4. In the case now before us, the Court did not make an ex parte order upon the defendants to furnish security; nor did the Court direct them to appear and show cause why they should not furnish security. It is also plain that the Court did not direct the conditional attachment of the whole or any portion of the property required to be attached. We have, no doubt, been pressed by the appellants to take the view that the direction upon the defendants not to part with the properties in any way was in essence an order of conditional attachment within the meaning of Clause (3) of Rule 5; but we are not prepared to accept this contention as well founded. If the defendants had disobeyed the direction of the Court, they might possibly have rendered themselves liable to punishment for contempt of Court; but a transferee from them would not have been affected as he would have been, if there had been a conditional attachment of the property. We must take it, therefore, that the order as framed was not in accordance with Rule 5.

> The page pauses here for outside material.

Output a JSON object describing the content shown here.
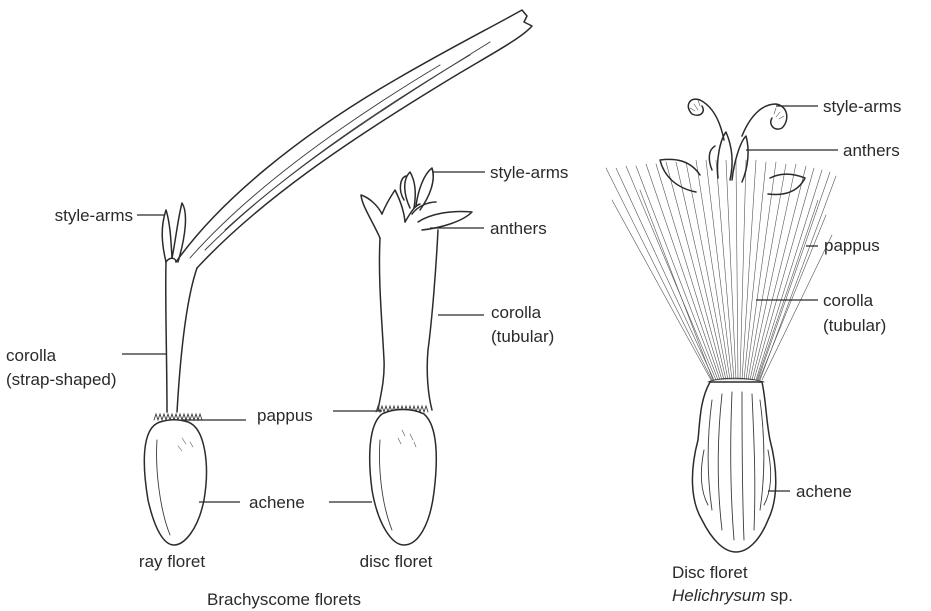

5. The defendants, however, did appear and show cause on the 29th May 1915. On the 21st June 1915, both parties were heard and the affidavits filed by theft were considered. The Court thereupon expressed the opinion that sufficient cause had not been made out for attachment, and dismissed the application of the plaintiffs. To enable the appellants to support this appeal, it is necessary for them to establish that this is an order under Rule 6 of Order XXXVIII, Civil Procedure Code. Now, the first Clause of Rule 6 provides that 'Where the defendant fails to show cause why he should not furnish security or fails to furnish the security required within the time fixed by the Court, the Court may order that the property specified, or such portion thereof as appears sufficient to satisfy any decree which may be passed in the suit, be attached.' The order contemplated by this clause of Rule 6 is clearly an order of attachment. No such order admittedly has been made in this case. Clause (2) of Rule 6 provides that where the defendant shows such cause' [that is, shows cause, if called upon to do so, under Clause () of Rule 5] or furnishes the required security, and the property specified or any portion of it has been attached, the Court shall order the attachment to be withdrawn or make such other order as it thinks fit.' It is plain that the attachment which the Court is thus directed to withdraw, is a conditional attachment made in terms of Clause 3 of Rule 5. No such order of withdrawal was made in this case and none, indeed, could have been made, as no attachment had been ordered. The position, in substance, is that an application for attachment before judgment has been made under Rule 5; the Court has heard the defendants and has dismissed the application. The parties never reached the stage contemplated by Rule 6; consequently no appeal lies under Order XLIII, Rule 1, Clause (q), Civil Procedure Code.
6. This appeal is, therefore, dismissed with costs; the hearing fee is assessed at three gold mohurs.